UK supermarkets are not in line for “super profits” writes the FT, despite trading through the coronavirus pandemic. Despite sales - both physical and online - booming and the industry benefiting from the government’s business rated holiday, increased costs associated with keeping staff and customers safe during the pandemic have hit into the already thin margins the grocers were experiencing pre-Covid and will result in little to no profits (The Financial Times £).
Sainsbury’s for example has cautioned its annual profit would stagnate as a jump in costs - expected to exceed £500m - offset a surge in online grocery sales(The Financial Times £). Shoppers flocked online at Sainsbury’s in a bid to avoid the high street, the retailer said in its first quarter results, with online sales more than doubled as the supermarket increased its delivery slots from 370,000 to 650,000 a week (The Telegraph, Sky News). The boom in online sales during the first quarter helped Sainsbury’s buck the trend compared to other high street retailers, delivering a strong debut for its new CEO Simon Roberts (The Times).
Sainsbury’s “must prove it is a shareholder hero in the long run”, writes the FT, despite having demonstrated incredible resilience over the pandemic its shares are up 4% over the past year as compared to players like Ocado, buyers aren’t buying into Sainsbury’s tech and ability to generate increased online sales (The Financial Times £).
Meanwhile The Telegraph argues that the pandemic “could be the making of the big four supermarkets” after a combination of “good fortune and adept manoeuvring” left them thriving in the crisis with retail and online sales jumping (The Telegraph).
John Allan, Tesco’s chairman, will oversee a new Covid-19 economic recovery commission tasked with generating ideas for the recovery of the economy post Covid alongside business leaders such as Heathrow Airport boss John Holland-Kaye, Shell UK’s chair Sinead Lynch, Ruth Cairnie, chair of Babcock International, and Manjoi Badale, co-founder of technology investor Blenheim Chalcot (The Telegraph). The committee’s launch will be announced on Firday with City sources saying Chancellor Rishi Sunak had agreed to endorse its creation although it will not have a formal government mandate (Sky News).
Thousands of retail jobs have been axed in the UK as the government starts to unwind the furlough scheme that has kept millions of workers employed during the pandemic. Further losses were announced by John Lewis, Harrods, Arcadia Group and SPP (The Financial Times £).

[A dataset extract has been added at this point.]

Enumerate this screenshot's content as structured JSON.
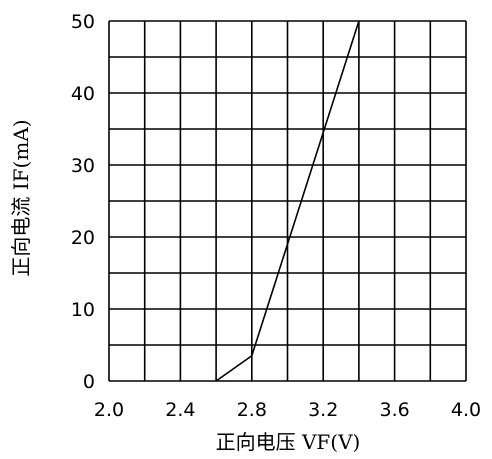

More than 12,000 people in the UK are set to lose their jobs after a raft of announcements made within the last two days (BBC). All businesses blamed lockdown and social distancing measured for the need to cut staff (Sky News). Unemployment could soon hit 10%, experts have warned, following the latest slate of job cuts in the retail industry (The Times).
John Lewis is to permanently close up to 19 of its stores as it rushed to slash costs and warns staff they will lose out on their prized annual bonus (The Telegraph). Dame Sharon White has told staff to prepare for job cuts, closing down more stores and losing out on the employee bonus to be brought down to zero (The Times).
SSP Group, the owner of Upper Crust and other food travel outlets, has announced it will cut around 5,000 jobs as passenger demand remained at “very low levels” (The Telegraph, The Times). The cuts equal to around half of the company’s workforce and will be mostly focused on the UK where the economy and travel industry had been slower to bounce back from the pandemic (The Guardian, Sky News).
Leading retailers - including Amazon, Morrisons and Marks & Spencer - have teamed up to develop a “decarbonisation road map” to help the industry meat its commitments under the government’s net-zero target. Plans, which still have to be defined, could include putting carbon labels on products declaring their environmental impact (The Telegraph).
Beyond Meat is pushing into the Chinese market for the first time after striking a deal with a supermarket chain owned by Alibaba. Beyond Meat will offer its burgers in 50 Freshippo stores in Shanghai before rolling them out to other cities as it bets the coronavirus pandemic will help cracking the Chinese market were meat prices have soared (The Financial Times £).